Un code promo affiché sur un site marchand n’est pas toujours ce qu’il prétend être. Depuis quelques années, la réglementation française et européenne encadre strictement les annonces de réduction de prix, et les sanctions tombent : en juillet 2025, le géant du commerce en ligne Shein a écopé d’une amende de 40 millions d’euros pour de fausses promotions, suivi par PrettyLittleThing (1,3 million d’euros) en septembre 2025. De quoi rappeler aux consommateurs — et aux commerçants — les règles du jeu en 2026.
Le prix de référence, pierre angulaire de la loi
Depuis le 28 mai 2022, l’article L. 112-1-1 du Code de la consommation transpose la directive européenne dite « Omnibus » (2019/2161) et impose une règle simple en apparence : tout commerçant qui affiche une réduction doit indiquer, à côté du prix soldé, le prix antérieur du produit. Ce prix de référence n’est plus laissé à la libre appréciation du vendeur : il correspond au prix le plus bas pratiqué au cours des 30 jours précédant la réduction.

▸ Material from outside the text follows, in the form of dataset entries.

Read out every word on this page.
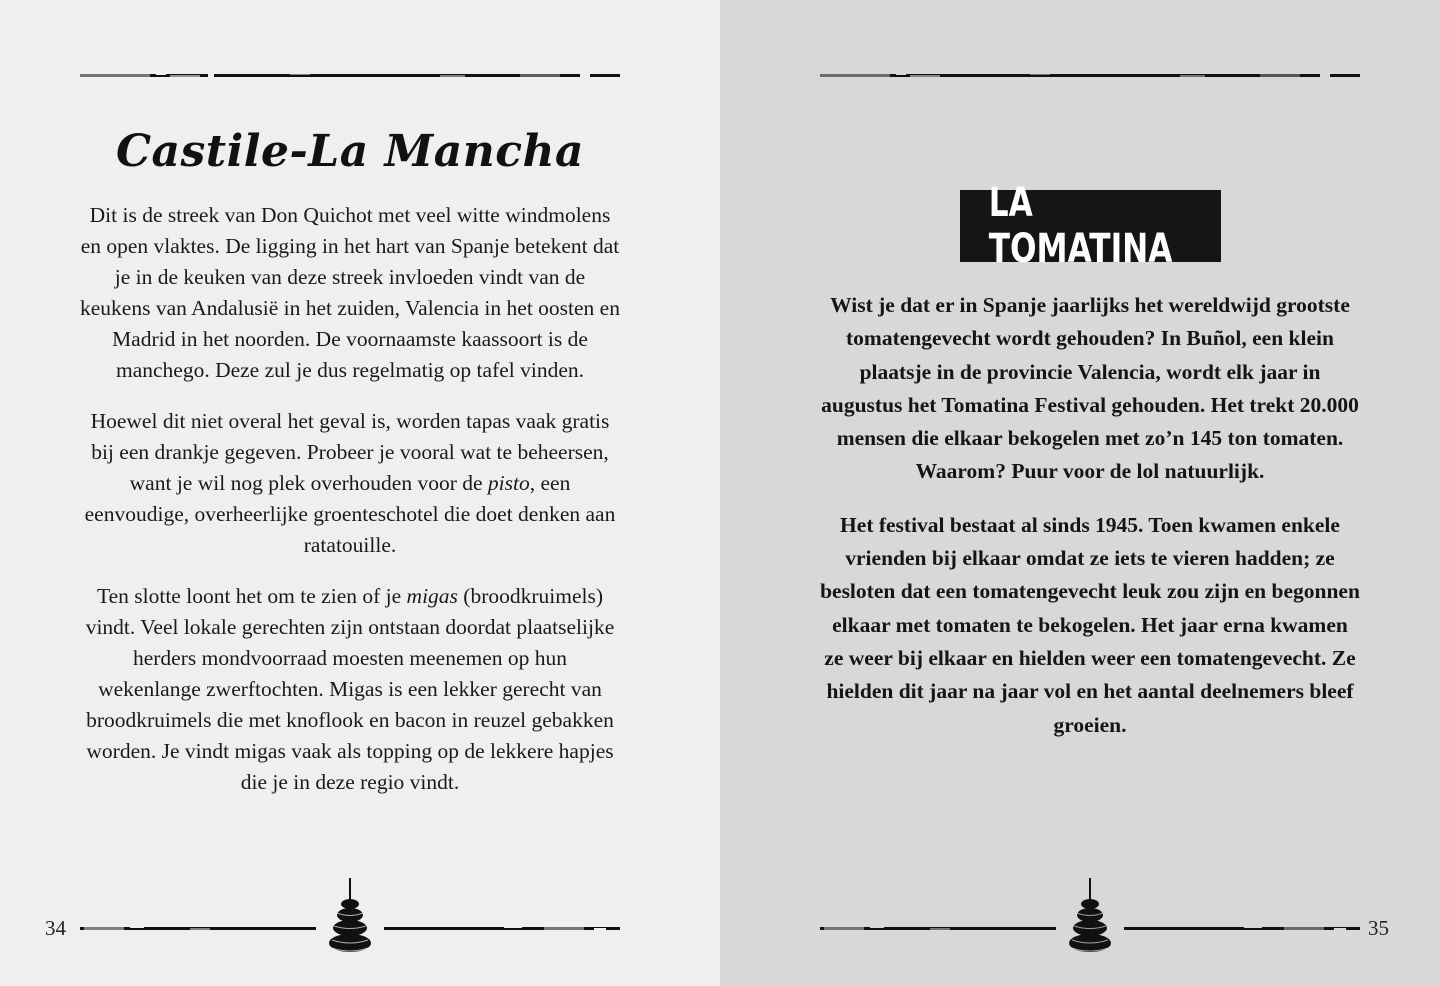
Castile-La Mancha

Dit is de streek van Don Quichot met veel witte windmolens en open vlaktes. De ligging in het hart van Spanje betekent dat je in de keuken van deze streek invloeden vindt van de keukens van Andalusië in het zuiden, Valencia in het oosten en Madrid in het noorden. De voornaamste kaassoort is de manchego. Deze zul je dus regelmatig op tafel vinden.

Hoewel dit niet overal het geval is, worden tapas vaak gratis bij een drankje gegeven. Probeer je vooral wat te beheersen, want je wil nog plek overhouden voor de pisto, een eenvoudige, overheerlijke groenteschotel die doet denken aan ratatouille.

Ten slotte loont het om te zien of je migas (broodkruimels) vindt. Veel lokale gerechten zijn ontstaan doordat plaatselijke herders mondvoorraad moesten meenemen op hun wekenlange zwerftochten. Migas is een lekker gerecht van broodkruimels die met knoflook en bacon in reuzel gebakken worden. Je vindt migas vaak als topping op de lekkere hapjes die je in deze regio vindt.

34	35
LA TOMATINA

Wist je dat er in Spanje jaarlijks het wereldwijd grootste tomatengevecht wordt gehouden? In Buñol, een klein plaatsje in de provincie Valencia, wordt elk jaar in augustus het Tomatina Festival gehouden. Het trekt 20.000 mensen die elkaar bekogelen met zo’n 145 ton tomaten. Waarom? Puur voor de lol natuurlijk.

Het festival bestaat al sinds 1945. Toen kwamen enkele vrienden bij elkaar omdat ze iets te vieren hadden; ze besloten dat een tomatengevecht leuk zou zijn en begonnen elkaar met tomaten te bekogelen. Het jaar erna kwamen ze weer bij elkaar en hielden weer een tomatengevecht. Ze hielden dit jaar na jaar vol en het aantal deelnemers bleef groeien.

Concrètement, un site ne peut plus gonfler artificiellement un prix quelques jours avant une opération commerciale pour afficher ensuite une remise spectaculaire. En cas de réductions successives, c’est le prix précédant la toute première baisse de la période promotionnelle qui doit servir de référence. Les produits périssables bénéficient toutefois d’un régime dérogatoire, compte tenu des contraintes propres à leur commercialisation.
Des contrôles renforcés sur les codes promo
La DGCCRF (Direction générale de la concurrence, de la consommation et de la répression des fraudes) dispose désormais de pouvoirs d’investigation élargis, incluant l’accès aux algorithmes de tarification des sites marchands. Les enseignes doivent conserver la preuve du prix réellement pratiqué durant les trente jours précédant chaque opération, sous peine de ne pouvoir justifier la réalité de leur réduction en cas de contrôle.
Pour les codes de réduction et de parrainage diffusés par des influenceurs, des comparateurs ou des plateformes spécialisées, les mêmes exigences de transparence s’appliquent : durée de validité claire, conditions d’utilisation explicites (montant minimum d’achat, produits exclus) et montant réel de l’avantage consenti. Une présentation trompeuse expose l’annonceur à des sanctions pouvant atteindre plusieurs milliers d’euros, en plus du risque de poursuites pour pratique commerciale trompeuse.
Ce que cela change pour les consommateurs
- Un « -50 % » affiché doit désormais se vérifier sur les trente derniers jours de prix, pas sur un prix « catalogue » fictif.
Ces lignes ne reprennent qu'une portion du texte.